— Да… — согласился Петер, откладывая на минутку молоток и клещи, чтобы полюбоваться на столб дыма, встающий на горизонте. — Конец Змеиному болоту.
Когда солнце перевалило за полдень, люди из Коорди на короткое время приостановили работу и, усевшись тут же на краю канавы, развязали мешочки со снедью, прихваченной из дому, чтоб подкрепить силы.
Муули, проходя мимо, услышал веселый хохот в группе, окружающей Йоханнеса Вао, — тот, обсасывая баранью кость, что-то рассказывал.
— О чем речь? — поинтересовался Муули.
— Э, пустяки, о своем костюме рассказываю, — благодушно сказал Вао, взглядом указывая на рукав своего изрядно поношенного пиджака. — Такое ведь дело, я его у Янеса в Тарту пятнадцать лет назад купил… Так он мне все хорошим и крепким казался. А сегодня утром стал собираться — думаю, чего бы надеть похуже на работу? Лийна и говорит: «Надень свой старый костюм, его все равно выбрасывать скоро…» «Как, старый?» — думаю. Посмотрел как следует, и верно: на локтях просвечивает, воротник лоснится, и рукава вроде с бахромой… И верно, не годится уже… Как другие ткнули, так и сам заметил. Это я к тому говорю, что старая шкура до времени все новой кажется, и цепляешься за нее, а ведь беречь ее не стоит, лучше новую завести… Вот это я им и рассказываю…

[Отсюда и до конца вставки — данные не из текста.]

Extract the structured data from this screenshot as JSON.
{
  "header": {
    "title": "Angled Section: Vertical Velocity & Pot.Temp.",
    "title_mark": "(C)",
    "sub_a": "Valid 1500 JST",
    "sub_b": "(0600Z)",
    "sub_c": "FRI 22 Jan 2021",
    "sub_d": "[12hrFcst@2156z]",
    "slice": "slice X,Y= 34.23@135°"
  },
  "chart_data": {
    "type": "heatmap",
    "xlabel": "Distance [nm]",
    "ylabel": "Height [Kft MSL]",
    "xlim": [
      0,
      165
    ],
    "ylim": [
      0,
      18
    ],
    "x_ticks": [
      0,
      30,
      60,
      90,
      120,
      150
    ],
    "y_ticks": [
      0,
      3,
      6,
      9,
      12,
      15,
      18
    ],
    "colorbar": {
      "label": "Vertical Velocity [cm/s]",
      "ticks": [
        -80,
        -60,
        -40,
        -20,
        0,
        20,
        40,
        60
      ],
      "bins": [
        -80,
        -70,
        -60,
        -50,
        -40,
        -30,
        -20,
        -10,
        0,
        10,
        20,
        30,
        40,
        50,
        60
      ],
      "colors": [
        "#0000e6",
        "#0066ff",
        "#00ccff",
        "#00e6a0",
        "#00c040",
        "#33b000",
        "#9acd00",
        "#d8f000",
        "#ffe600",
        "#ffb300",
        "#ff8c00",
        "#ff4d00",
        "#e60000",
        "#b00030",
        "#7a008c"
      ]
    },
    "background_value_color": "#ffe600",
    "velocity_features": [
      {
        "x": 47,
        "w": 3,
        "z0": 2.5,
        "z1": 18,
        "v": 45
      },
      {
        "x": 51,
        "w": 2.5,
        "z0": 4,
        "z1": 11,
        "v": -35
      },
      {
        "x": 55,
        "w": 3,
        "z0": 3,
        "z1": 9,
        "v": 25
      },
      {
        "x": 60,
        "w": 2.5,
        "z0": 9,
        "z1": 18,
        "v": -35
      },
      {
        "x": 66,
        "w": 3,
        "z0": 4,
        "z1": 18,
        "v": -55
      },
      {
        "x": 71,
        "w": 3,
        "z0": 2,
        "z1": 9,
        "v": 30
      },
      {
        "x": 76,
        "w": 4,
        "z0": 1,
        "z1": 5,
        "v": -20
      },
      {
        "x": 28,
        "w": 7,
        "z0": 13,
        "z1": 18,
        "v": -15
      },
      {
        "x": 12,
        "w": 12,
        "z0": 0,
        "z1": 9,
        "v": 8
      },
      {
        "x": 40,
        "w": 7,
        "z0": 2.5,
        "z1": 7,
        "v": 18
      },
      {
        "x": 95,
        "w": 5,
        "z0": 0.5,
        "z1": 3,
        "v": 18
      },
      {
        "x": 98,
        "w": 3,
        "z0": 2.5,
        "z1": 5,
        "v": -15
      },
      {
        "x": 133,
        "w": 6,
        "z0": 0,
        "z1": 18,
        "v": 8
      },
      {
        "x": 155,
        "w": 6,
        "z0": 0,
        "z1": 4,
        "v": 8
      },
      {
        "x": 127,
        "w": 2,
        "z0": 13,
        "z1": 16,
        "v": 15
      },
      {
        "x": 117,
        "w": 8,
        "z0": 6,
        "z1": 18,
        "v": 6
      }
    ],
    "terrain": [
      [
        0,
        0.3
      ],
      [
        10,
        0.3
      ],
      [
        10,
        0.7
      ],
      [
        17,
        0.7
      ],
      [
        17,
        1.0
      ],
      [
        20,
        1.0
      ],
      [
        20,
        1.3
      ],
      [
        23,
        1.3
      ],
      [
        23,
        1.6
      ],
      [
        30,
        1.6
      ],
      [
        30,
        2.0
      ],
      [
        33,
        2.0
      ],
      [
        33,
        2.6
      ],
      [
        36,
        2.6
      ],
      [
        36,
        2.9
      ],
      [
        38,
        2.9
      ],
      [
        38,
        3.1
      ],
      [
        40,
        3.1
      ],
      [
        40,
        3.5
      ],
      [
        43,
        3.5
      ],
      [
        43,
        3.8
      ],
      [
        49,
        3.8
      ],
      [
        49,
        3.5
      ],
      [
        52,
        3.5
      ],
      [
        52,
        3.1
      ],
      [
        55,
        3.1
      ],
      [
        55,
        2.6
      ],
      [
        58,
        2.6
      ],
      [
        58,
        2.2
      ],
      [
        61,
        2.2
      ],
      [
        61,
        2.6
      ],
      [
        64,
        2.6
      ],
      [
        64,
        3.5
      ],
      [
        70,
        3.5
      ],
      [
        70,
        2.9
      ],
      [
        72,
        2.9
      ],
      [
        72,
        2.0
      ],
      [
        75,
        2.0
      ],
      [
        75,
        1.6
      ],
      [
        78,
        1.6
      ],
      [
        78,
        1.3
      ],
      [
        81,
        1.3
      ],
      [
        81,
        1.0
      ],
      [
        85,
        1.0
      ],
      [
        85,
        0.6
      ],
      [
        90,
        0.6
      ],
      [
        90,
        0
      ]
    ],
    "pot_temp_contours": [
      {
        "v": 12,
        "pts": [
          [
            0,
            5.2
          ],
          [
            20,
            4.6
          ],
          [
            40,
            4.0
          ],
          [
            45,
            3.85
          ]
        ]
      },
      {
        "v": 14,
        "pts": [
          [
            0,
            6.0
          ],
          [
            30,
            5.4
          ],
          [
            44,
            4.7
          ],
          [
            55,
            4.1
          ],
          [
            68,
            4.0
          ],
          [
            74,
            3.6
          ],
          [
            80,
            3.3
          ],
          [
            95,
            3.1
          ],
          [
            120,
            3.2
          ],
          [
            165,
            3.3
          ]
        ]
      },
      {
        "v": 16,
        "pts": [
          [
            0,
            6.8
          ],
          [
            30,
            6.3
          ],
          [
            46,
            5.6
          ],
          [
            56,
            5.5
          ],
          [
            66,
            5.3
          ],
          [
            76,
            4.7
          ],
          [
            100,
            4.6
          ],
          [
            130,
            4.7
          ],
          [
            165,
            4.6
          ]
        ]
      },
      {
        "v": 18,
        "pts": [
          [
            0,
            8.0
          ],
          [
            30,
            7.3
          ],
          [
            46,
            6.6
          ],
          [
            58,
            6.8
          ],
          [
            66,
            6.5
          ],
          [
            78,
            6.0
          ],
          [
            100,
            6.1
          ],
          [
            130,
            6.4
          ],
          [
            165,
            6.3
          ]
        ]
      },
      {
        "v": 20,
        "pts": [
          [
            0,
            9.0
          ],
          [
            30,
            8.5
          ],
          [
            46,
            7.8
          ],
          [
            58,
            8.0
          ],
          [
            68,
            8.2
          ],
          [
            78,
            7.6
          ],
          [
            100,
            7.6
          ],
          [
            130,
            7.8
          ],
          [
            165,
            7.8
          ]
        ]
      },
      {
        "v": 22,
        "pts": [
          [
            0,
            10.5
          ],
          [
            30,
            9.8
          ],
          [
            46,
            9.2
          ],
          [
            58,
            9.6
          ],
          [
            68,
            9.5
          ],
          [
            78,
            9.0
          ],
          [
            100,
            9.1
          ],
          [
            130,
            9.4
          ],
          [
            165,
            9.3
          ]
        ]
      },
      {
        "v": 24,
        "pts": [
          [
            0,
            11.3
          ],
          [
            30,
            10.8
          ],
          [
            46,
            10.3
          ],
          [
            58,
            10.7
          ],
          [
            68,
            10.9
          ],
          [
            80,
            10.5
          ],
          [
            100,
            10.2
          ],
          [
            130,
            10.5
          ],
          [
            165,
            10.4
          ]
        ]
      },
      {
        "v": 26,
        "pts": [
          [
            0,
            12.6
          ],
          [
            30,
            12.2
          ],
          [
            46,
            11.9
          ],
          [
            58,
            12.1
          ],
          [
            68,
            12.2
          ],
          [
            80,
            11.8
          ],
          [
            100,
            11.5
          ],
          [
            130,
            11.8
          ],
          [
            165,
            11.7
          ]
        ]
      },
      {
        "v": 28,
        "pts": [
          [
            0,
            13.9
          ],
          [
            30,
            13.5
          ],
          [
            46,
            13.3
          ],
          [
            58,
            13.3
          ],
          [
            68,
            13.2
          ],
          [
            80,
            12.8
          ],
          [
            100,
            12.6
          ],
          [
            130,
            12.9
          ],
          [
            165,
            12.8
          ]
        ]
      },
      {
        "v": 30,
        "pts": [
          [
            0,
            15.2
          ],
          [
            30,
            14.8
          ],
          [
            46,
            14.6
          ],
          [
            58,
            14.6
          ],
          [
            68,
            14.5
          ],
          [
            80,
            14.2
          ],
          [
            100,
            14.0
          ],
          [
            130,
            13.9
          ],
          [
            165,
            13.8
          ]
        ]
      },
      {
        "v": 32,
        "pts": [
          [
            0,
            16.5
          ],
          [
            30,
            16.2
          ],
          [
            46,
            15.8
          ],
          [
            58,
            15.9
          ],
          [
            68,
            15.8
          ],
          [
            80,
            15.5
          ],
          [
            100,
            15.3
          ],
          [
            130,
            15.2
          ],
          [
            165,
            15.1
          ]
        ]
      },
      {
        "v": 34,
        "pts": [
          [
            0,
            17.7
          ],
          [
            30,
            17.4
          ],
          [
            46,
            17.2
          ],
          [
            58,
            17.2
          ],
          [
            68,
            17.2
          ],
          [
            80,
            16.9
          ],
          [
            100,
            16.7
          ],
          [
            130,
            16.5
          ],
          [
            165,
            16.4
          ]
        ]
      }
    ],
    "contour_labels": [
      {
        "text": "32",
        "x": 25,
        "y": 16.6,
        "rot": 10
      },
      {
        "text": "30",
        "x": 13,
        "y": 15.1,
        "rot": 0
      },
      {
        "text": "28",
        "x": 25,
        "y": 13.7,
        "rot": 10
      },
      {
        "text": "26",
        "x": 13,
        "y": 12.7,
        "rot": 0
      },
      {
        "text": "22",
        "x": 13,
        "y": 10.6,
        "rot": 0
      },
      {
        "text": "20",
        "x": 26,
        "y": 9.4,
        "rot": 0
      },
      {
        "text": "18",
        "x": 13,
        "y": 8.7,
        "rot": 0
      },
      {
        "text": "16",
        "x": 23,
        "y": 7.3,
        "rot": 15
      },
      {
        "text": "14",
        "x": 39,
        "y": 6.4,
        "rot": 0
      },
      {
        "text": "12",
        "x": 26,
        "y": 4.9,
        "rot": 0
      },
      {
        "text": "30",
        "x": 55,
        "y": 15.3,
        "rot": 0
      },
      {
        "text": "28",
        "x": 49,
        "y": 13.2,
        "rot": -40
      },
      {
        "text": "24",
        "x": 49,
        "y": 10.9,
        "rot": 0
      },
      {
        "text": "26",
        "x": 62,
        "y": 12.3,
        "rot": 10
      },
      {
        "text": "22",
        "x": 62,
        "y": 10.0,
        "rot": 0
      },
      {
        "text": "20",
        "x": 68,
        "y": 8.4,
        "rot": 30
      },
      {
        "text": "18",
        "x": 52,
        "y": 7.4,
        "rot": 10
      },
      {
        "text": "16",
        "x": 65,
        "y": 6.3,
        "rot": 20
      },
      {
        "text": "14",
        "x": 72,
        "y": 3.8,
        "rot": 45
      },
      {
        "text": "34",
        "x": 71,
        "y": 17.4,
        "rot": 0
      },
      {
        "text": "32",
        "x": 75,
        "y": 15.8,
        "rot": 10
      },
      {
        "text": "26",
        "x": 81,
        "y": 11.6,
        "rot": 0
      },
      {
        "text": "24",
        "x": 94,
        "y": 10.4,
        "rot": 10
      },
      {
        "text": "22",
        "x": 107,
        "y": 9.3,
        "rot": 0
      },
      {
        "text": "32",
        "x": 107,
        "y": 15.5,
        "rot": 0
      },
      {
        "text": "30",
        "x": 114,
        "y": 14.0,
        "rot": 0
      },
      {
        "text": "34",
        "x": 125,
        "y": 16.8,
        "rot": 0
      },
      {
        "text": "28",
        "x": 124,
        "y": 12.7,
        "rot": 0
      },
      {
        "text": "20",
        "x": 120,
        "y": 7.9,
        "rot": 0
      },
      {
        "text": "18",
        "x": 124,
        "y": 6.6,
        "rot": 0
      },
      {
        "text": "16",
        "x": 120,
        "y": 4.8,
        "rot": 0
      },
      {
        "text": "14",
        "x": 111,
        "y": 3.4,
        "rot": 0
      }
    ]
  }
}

И Йоханнес Вао с простодушной лукавинкой посмотрел на Муули из-под нависших своих бровей.
Муули покрутил головой, хотел что-то сказать, но не сказал, и, улыбаясь, тихо отошел.
Работы шли весь день до сумерек. В пятом часу дня по живой цепи донеслась сесть, что Йоханнес Уусталу дошел со своими железнодорожниками до «Трех сосен». Вода в канаве прибывала, хлюпала под ногами, сначала она была но щиколотку, потом поднялась выше. Многие разулись. На коротком летучем совещании Муули с бригадирами было решено непременно сегодня же пробиваться на соединение с магистральной сетью в полукилометре от «Трех сосен», чтоб дать выход воде. Если не удастся сегодня прорыть канал во всю ширину, то провести от «Трех сосен» хотя бы узкую канаву, с тем чтоб потом расширить ее.
Люди из Коорди, закончив свой участок, пошли вперед на помощь Уусталу. Они работали с веселой яростью, грязные, промокшие с ног до головы, но не чувствуя ни промозглого осеннего ветра, ни холода воды. В руках Тааксалу с треском сломалась лопата, он с сожалением оглядел черенки, бросил их и взял лом. Но скоро заметно погнулся и лом. На Вао было страшно смотреть, когда он, поднатужившись и густо наливаясь кровью, раскачивал валун и выдирал его из земли. Муруметс со свирепым лицом втыкал лопату в синюю глину и выбрасывал ее из канавы огромными кусками. Пауль по временам опасливо посматривал на небо — успеют ли, есть ли еще время?
Так в напряженной работе прошло еще несколько часов, показавшихся всем очень короткими.
Наконец впереди послышалось «ура» и по цепи дошло до колхозников из Коорди.
Пауль внимательно посмотрел на воду под ногами.
— Она движется! — закричал он.
И все кругом засмеялись, зашумели, заговорили…
— Вода движется, нашла выход!
В сумерках городские гости, провожаемые крепкими рукопожатиями и пожеланиями доброго пути, уехали на машинах. Стали собираться домой и колхозники, усталые до последней возможности, но радостные и возбужденные таким чудесным днем.
Костры остались гореть на Змеином болоте, озаряя кочкастую низину веселым живым светом и отражаясь в темной болотной воде, просачивающейся из болотных пор в канал, прорытый людьми за день. Чутким ухом можно было расслышать тихое журчание. Вода двигалась…
Долго еще ночью светил костер на Змеином болоте. Он был виден далеко, и крестьяне в соседних деревнях, глядя на сияние, говорили:
— То в Коорди горят костры… Колхозники болото расчищают под поле…
Ожидая Пауля, вышла и Айно на порог, бережно прижимая к груди закутанного в одеяло нового обитателя Журавлиного хутора, маленького Антса.
— Горит костер, гляди — свет… — сказала мать, осторожно снимая покрывало с лица сына. — Отец костер разжег, Антс…
Трехнедельный Антс сморщил лицо, но затем, когда алый свет, пляшущий на краю неба, отразился в его зрачках, он с изумлением раскрыл свои выпуклые чистые глаза, пустил пузырь изо рта, и Айно поняла, что он улыбается.